Problem with peering service is that it does not scale when you have a large number of connections. You can run into peering limits and the sheer complexity of the number of peering connections to manage makes it impossible to operationalize. To bring things into perspective, let’s suppose if you have to interconnect 50 VPCs, you will end up having 1225 peering connections. You can calculate the number of peering connections using the formula n(n-1)/2 where ‘n’ is the number of VPCs/VNets.

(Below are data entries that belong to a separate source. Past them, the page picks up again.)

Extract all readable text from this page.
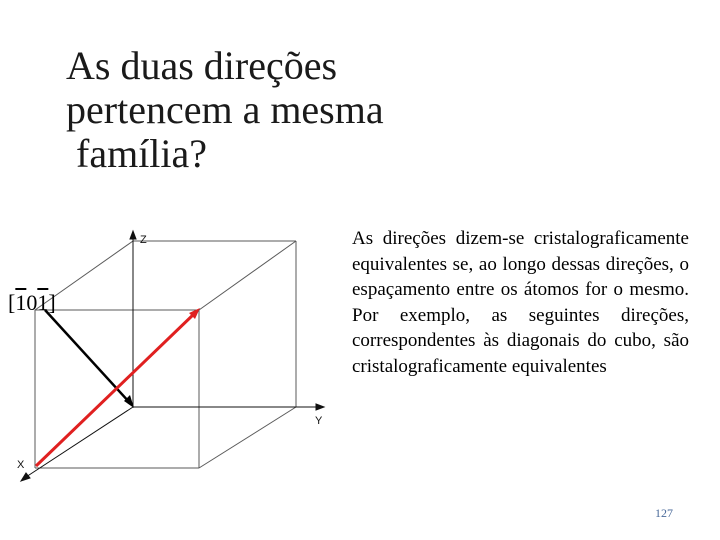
As duas direções
pertencem a mesma
família?
Z
Y
X
[101]
As direções dizem-se cristalograficamente equivalentes se, ao longo dessas direções, o espaçamento entre os átomos for o mesmo. Por exemplo, as seguintes direções, correspondentes às diagonais do cubo, são cristalograficamente equivalentes
127
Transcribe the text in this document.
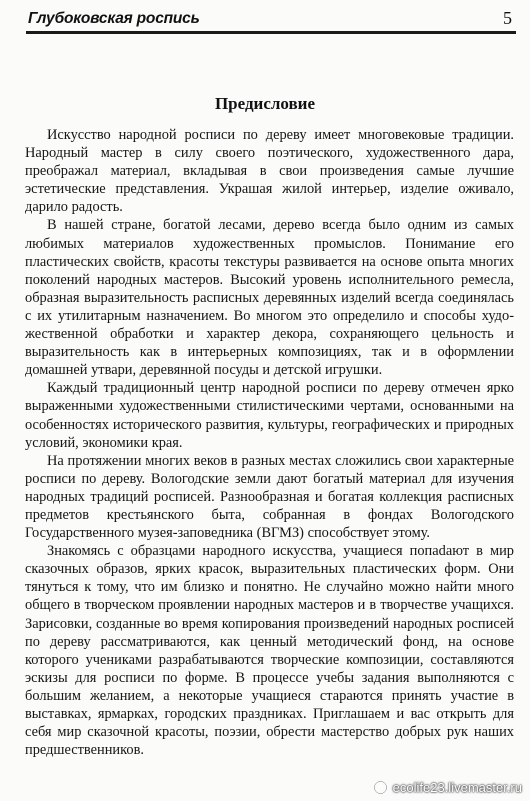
Глубоковская роспись	5
Предисловие

Искусство народной росписи по дереву имеет многовековые традиции. Народный мастер в силу своего поэтического, художественного дара, преображал материал, вкладывая в свои произведения самые лучшие эстетические представления. Украшая жилой интерьер, изделие оживало, дарило радость.

В нашей стране, богатой лесами, дерево всегда было одним из самых любимых материалов художественных промыслов. Понимание его пластических свойств, красоты текстуры развивается на основе опыта многих поколений народных мастеров. Высокий уровень исполнительного ремесла, образная выразительность расписных деревянных изделий всегда соединялась с их утилитарным назначением. Во многом это определило и способы художественной обработки и характер декора, сохраняющего цельность и выразительность как в интерьерных композициях, так и в оформлении домашней утвари, деревянной посуды и детской игрушки.

Каждый традиционный центр народной росписи по дереву отмечен ярко выраженными художественными стилистическими чертами, основанными на особенностях исторического развития, культуры, географических и природных условий, экономики края.

На протяжении многих веков в разных местах сложились свои характерные росписи по дереву. Вологодские земли дают богатый материал для изучения народных традиций росписей. Разнообразная и богатая коллекция расписных предметов крестьянского быта, собранная в фондах Вологодского Государственного музея-заповедника (ВГМЗ) способствует этому.

Знакомясь с образцами народного искусства, учащиеся попаdают в мир сказочных образов, ярких красок, выразительных пластических форм. Они тянуться к тому, что им близко и понятно. Не случайно можно найти много общего в творческом проявлении народных мастеров и в творчестве учащихся. Зарисовки, созданные во время копирования произведений народных росписей по дереву рассматриваются, как ценный методический фонд, на основе которого учениками разрабатываются творческие композиции, составляются эскизы для росписи по форме. В процессе учебы задания выполняются с большим желанием, а некоторые учащиеся стараются принять участие в выставках, ярмарках, городских праздниках. Приглашаем и вас открыть для себя мир сказочной красоты, поэзии, обрести мастерство добрых рук наших предшественников.

ecolife23.livemaster.ru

This use case gave birth to another Cloud Area Network architecture, which is to use some kind of transit connectivity per region and have the regions connect through these transits. Think of it as regional hub-and-spoke networks where spokes only connect to their respective hubs, which are then connected to each other in a full mesh. Before the AWS transit gateway or Azure transit VNet service, public cloud providers did not offer a cloud native service for transit type connectivity between the VPCs/VNets. This allowed traditional networking, security and SD-WAN vendors to offer a solution using their virtual routers, firewalls or SD-WAN appliances that sit in the transit VPC/VNet and control all the routing. Network engineers can download the image from the cloud marketplace, install it inside the transit VPC/VNet and have all the VPCs/VNets within the region terminate into it either using IPSec or VPC peering. This can be extended to other regions by running IPSec and BGP between transit routers. Most of the enterprises are using this solution to connect different  regions within the same cloud or across clouds.   

How To Connect Public Clouds to On-Prem?

No matter whatever phase of cloud adoption that the enterprises are in, need for on-prem connectivity will always be there. Branches, data centers, and remote sites still require a secure connection into the cloud environment.

There are two types of connectivity that you can have from clouds to on-prem, (i) Public and (ii) Private.

Public Connection From On-Prem

Public connection from on-prem into the cloud is done over the Internet using IPSec and BGP. IPSec connections usually terminate directly into the private gateway inside the VPC/VNet. It can also terminate into a cloud transit like Transit Gateway for AWS and transit VNet for Azure. For transit type connectivity, you can also install a third-party appliance or a router, and transit through it into the cloud. A single IPSec connection in this scenario supports upto 1.25Gbps, however, there are options to build multiple IPSec tunnels with ECMP to get higher throughput.

Private Connection From On-Prem

Private connectivity into the cloud is usually extended from the customer router sitting in a colocation facility or inside the physical data center. All the major public cloud providers have partnerships with service providers and colocations to offer this type of a service. The service is very similar across AWS, Azure and GCP, however, they all have named it differently. It is called Direct Connect for AWS, ExpressRoute for Azure and Dedicated Interconnect for GCP.

There are two main use cases where enterprise would need this type of connectivity.

  • Extending private MPLS connection into the cloud so that the enterprise can have the same level of SLA and QoS extended into the cloud.
  • High bandwidth connectivity from on-prem data center to the cloud for backups and data replication.

Conclusion

After reading this blog, you must have figured it out that conceptually there are more similarities than differences between different public cloud providers. However, the architecture and implementation details are very different which can easily become overwhelming for network engineers to design and integrate multi-cloud environments. Any enterprise looking to embrace multi-cloud network architecture will either need in-house experts for each cloud or a service, like Alkira, which can abstract the complexities and provide a unified way of connecting into different public clouds.